Calculate the present value needed to have $50,000 in three years with a 20% interest rate, compounded annually and continuously. Round the answer to the nearest integer.
Understand the Problem
The question asks to calculate the present value needed to reach a future value of $50,000 in three years with a 20% interest rate, compounded annually and continuously. The final answer must be an integer.
Answer
Annual Compounding: $28935$ Continuous Compounding: $27440$
Answer for screen readers
Annual Compounding: $28,935$ Continuous Compounding: $27,440$
Steps to Solve
- Calculate the present value with annual compounding
The formula for present value (PV) with annual compounding is: $PV = \frac{FV}{(1 + r)^n}$ Where: $FV =$ Future Value = $50,000 $r =$ interest rate = 20% = 0.20 $n =$ number of years = 3
Plug in given values: $PV = \frac{50000}{(1 + 0.20)^3}$
- Simplify the equation
Calculate $(1 + 0.20)^3$: $(1 + 0.20)^3 = (1.20)^3 = 1.728$
Now divide 50000 by 1.728: $PV = \frac{50000}{1.728} \approx 28935.185$
- Calculate the present value with continuous compounding
The formula for present value with continuous compounding is: $PV = FV \cdot e^{-rt}$ Where: $FV =$ Future Value = $50,000 $r =$ interest rate = 20% = 0.20 $t =$ number of years = 3 $e \approx 2.71828$
Plug in given values: $PV = 50000 \cdot e^{-0.20 \cdot 3}$
- Simplify the equation
Calculate the exponent: $-0.20 \cdot 3 = -0.6$
Calculate $e^{-0.6}$: $e^{-0.6} \approx 0.5488$
Now multiply 50000 by 0.5488: $PV = 50000 \cdot 0.5488 \approx 27440$
- Provide both answers, rounded to integers
The present value with annual compounding is approximately $28,935$. The present value with continuous compounding is approximately $27,440$.

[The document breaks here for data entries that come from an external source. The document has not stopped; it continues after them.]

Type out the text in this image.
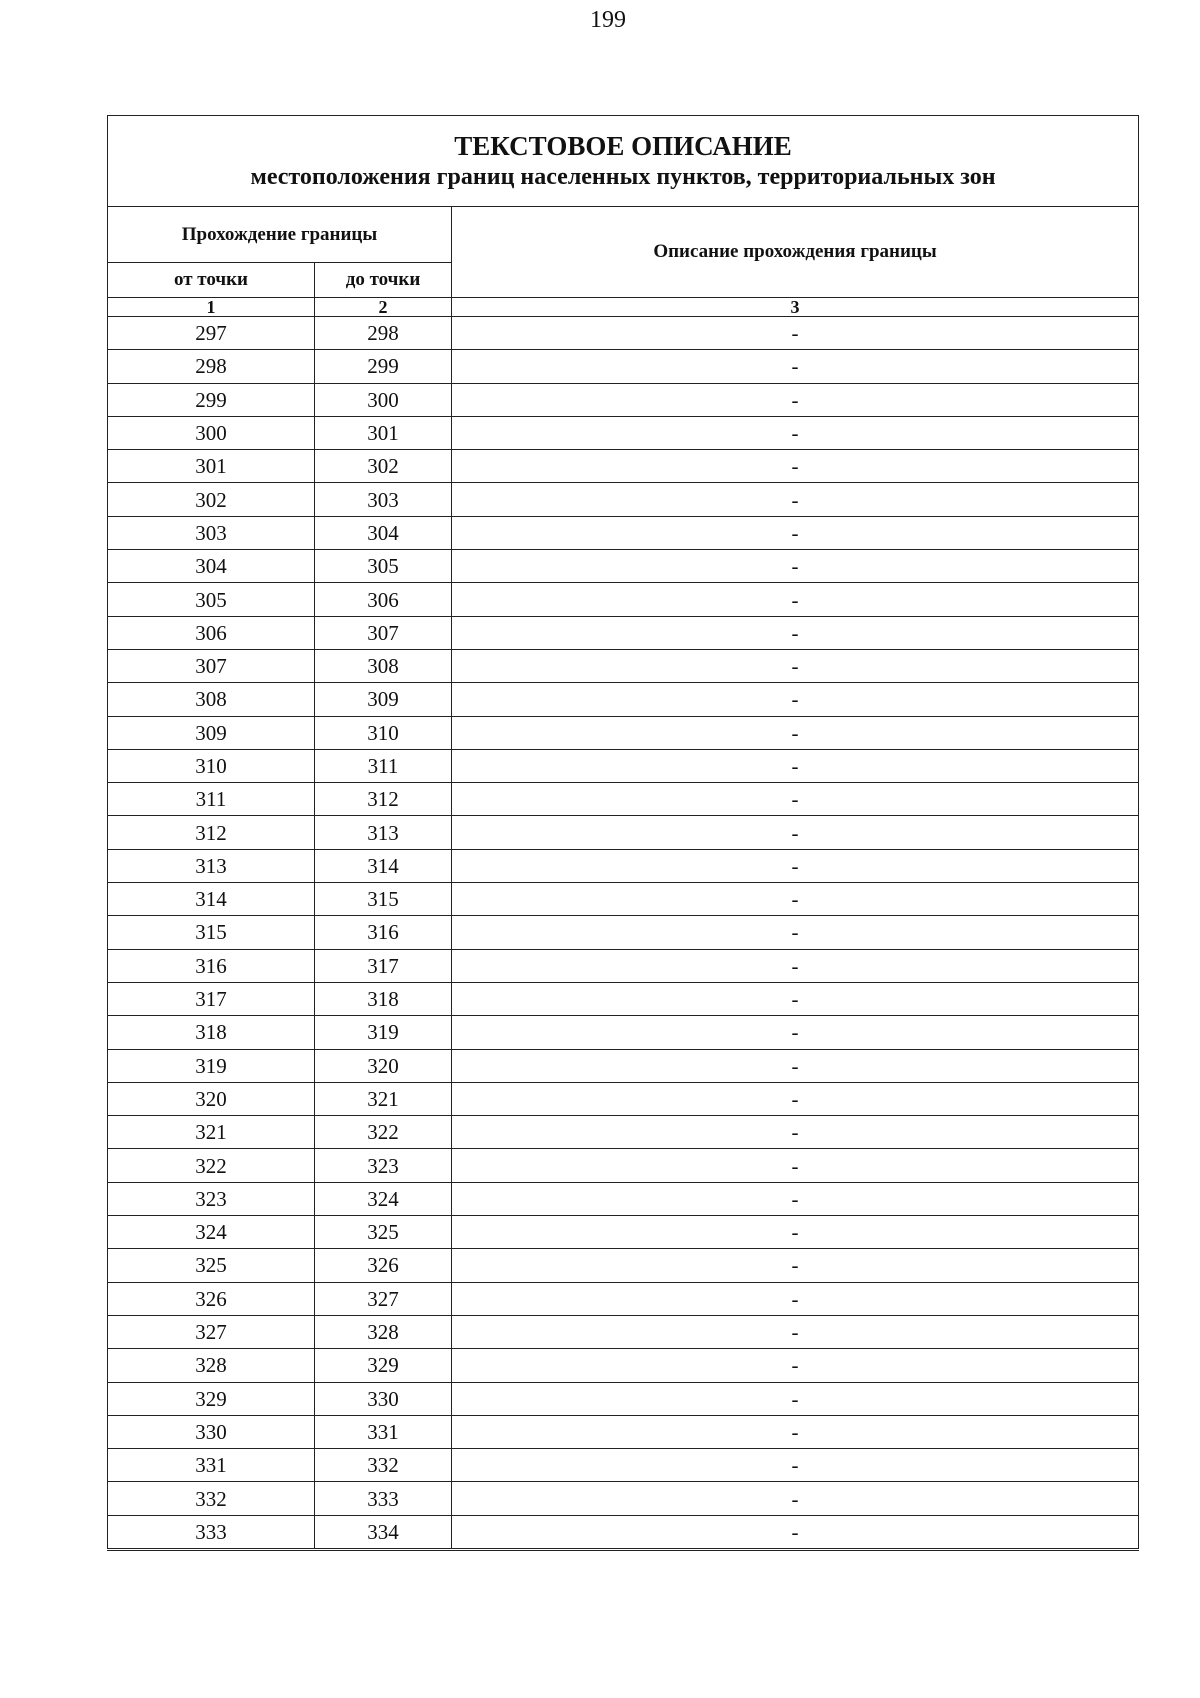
199
ТЕКСТОВОЕ ОПИСАНИЕ
местоположения границ населенных пунктов, территориальных зон		

Прохождение границы		Описание прохождения границы
от точки	до точки	
1	2	3
297	298	-
298	299	-
299	300	-
300	301	-
301	302	-
302	303	-
303	304	-
304	305	-
305	306	-
306	307	-
307	308	-
308	309	-
309	310	-
310	311	-
311	312	-
312	313	-
313	314	-
314	315	-
315	316	-
316	317	-
317	318	-
318	319	-
319	320	-
320	321	-
321	322	-
322	323	-
323	324	-
324	325	-
325	326	-
326	327	-
327	328	-
328	329	-
329	330	-
330	331	-
331	332	-
332	333	-
333	334	-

Annual Compounding: $28,935$ Continuous Compounding: $27,440$
More Information
The difference in present value between annual and continuous compounding arises because continuous compounding allows interest to be earned and reinvested constantly, leading to faster growth compared to annual compounding. Thus, to reach the same future value, a smaller present value is required with continuous compounding.
Tips
A common mistake is using the future value formula instead of the present value formula or incorrectly applying the interest rate or number of years in the formulas. For continuous compounding, not knowing the correct formula, or incorrectly calculating $e^{-rt}$ will lead to errors. Also misinterpreting the question and rounding at intermediary steps can cause errors. Rounding should only be done when providing the final answer to ensure accuracy.